I’ve talked about this before, but time to bring it up again. Engineering is not science or applied science. There are, in my opinion, two main areas where engineering differs from those two fields: the idea of design, and the importance of empirical fact. The picture above is an excellent example of why empirical fact matters.
That’s an old rubble-masonry retaining wall and it looks fine. It could maybe use a little pointing, but if that doesn’t happen for five years, it should still be fine. Retaining walls are designed to resist two forms of failure – sliding at the base and overturning as a whole – but a wall like this could also fail by rupture in the middle if the masonry is not of equal consistency. The internal shear and moment are greatest at the base, so a modern (i.e., reinforced concrete or reinforced concrete block) wall will fail only at the base. The wall above shows no signs of sliding forward, tilting forward, or bulging in the middle, the damage associated with the three failure modes. Good, right?

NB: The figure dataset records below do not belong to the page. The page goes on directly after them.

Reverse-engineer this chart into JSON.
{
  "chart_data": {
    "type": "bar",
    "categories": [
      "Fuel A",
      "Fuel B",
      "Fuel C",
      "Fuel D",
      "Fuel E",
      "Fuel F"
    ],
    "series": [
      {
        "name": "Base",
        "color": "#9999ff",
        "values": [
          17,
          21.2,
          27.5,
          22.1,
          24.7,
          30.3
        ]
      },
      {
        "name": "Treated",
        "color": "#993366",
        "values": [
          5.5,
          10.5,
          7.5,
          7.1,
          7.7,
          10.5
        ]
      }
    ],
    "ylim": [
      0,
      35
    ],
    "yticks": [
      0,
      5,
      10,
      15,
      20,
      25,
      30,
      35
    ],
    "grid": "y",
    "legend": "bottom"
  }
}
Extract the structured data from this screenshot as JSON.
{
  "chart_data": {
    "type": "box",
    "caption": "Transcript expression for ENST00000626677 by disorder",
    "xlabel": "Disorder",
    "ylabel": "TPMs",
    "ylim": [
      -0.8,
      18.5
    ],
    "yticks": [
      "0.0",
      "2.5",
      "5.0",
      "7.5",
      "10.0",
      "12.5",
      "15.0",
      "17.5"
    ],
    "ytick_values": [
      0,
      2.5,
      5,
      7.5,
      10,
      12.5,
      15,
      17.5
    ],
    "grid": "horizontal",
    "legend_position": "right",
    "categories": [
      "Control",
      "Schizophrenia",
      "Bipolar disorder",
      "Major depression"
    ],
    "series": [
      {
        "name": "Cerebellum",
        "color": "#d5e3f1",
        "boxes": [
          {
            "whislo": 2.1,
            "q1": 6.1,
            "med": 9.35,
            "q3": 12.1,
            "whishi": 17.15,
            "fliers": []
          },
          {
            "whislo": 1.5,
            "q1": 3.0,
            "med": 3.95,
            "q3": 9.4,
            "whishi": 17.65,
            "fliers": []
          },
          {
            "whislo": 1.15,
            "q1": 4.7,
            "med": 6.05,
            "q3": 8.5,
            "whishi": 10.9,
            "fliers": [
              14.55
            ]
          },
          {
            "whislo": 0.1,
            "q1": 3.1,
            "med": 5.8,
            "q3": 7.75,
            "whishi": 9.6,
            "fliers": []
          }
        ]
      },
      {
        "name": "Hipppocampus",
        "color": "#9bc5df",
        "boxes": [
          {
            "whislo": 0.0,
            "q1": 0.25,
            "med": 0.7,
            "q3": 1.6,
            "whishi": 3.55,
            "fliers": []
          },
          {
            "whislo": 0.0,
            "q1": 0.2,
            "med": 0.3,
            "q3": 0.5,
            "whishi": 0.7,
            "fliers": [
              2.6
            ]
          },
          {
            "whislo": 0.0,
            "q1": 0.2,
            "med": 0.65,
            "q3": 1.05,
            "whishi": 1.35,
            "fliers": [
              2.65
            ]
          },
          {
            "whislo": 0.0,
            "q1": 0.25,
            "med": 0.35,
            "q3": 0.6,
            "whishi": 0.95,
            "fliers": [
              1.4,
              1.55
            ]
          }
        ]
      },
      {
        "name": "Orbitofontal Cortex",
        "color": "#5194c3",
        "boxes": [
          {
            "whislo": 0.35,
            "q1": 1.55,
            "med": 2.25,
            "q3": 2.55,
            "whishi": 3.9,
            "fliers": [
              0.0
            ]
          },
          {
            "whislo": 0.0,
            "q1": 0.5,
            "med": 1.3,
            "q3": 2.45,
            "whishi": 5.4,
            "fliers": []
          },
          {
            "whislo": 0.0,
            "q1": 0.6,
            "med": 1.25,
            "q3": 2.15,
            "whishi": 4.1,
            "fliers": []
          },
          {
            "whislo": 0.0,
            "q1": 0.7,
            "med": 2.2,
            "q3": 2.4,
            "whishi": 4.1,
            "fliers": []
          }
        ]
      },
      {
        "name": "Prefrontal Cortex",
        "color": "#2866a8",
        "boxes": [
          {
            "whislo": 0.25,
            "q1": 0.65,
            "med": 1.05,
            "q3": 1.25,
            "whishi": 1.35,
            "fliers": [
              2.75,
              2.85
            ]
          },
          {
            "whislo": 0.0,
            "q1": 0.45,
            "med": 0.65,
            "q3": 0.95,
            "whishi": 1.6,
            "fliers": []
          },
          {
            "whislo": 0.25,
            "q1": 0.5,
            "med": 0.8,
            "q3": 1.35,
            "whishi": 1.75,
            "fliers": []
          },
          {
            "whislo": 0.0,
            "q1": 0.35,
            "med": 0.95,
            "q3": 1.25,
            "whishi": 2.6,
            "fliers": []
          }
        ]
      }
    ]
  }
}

The ordinary analysis used for retaining walls says this wall doesn’t work. A rule I live by is that when analysis and reality disagree, it’s the analysis that’s wrong. But how? If the unreinforced rubble isn’t strong enough to carry the load imposed by standard analysis, which is basically a triangular wedge of earth behind it, how is it working? There are a number of assumptions in the standard analysis of a wall like this that may be wrong: the soil may have real cohesion, there may be bedrock outcroppings or boulders that reduce the amount of moveable soil in the wedge, the mortar may be capable of carrying tension, the wall may be thicker than it appears to be, and so on. In other words, the standard analysis is a worst-case scenario not an absolute. Looking in more detail at the conditions is not wrong, just more difficult.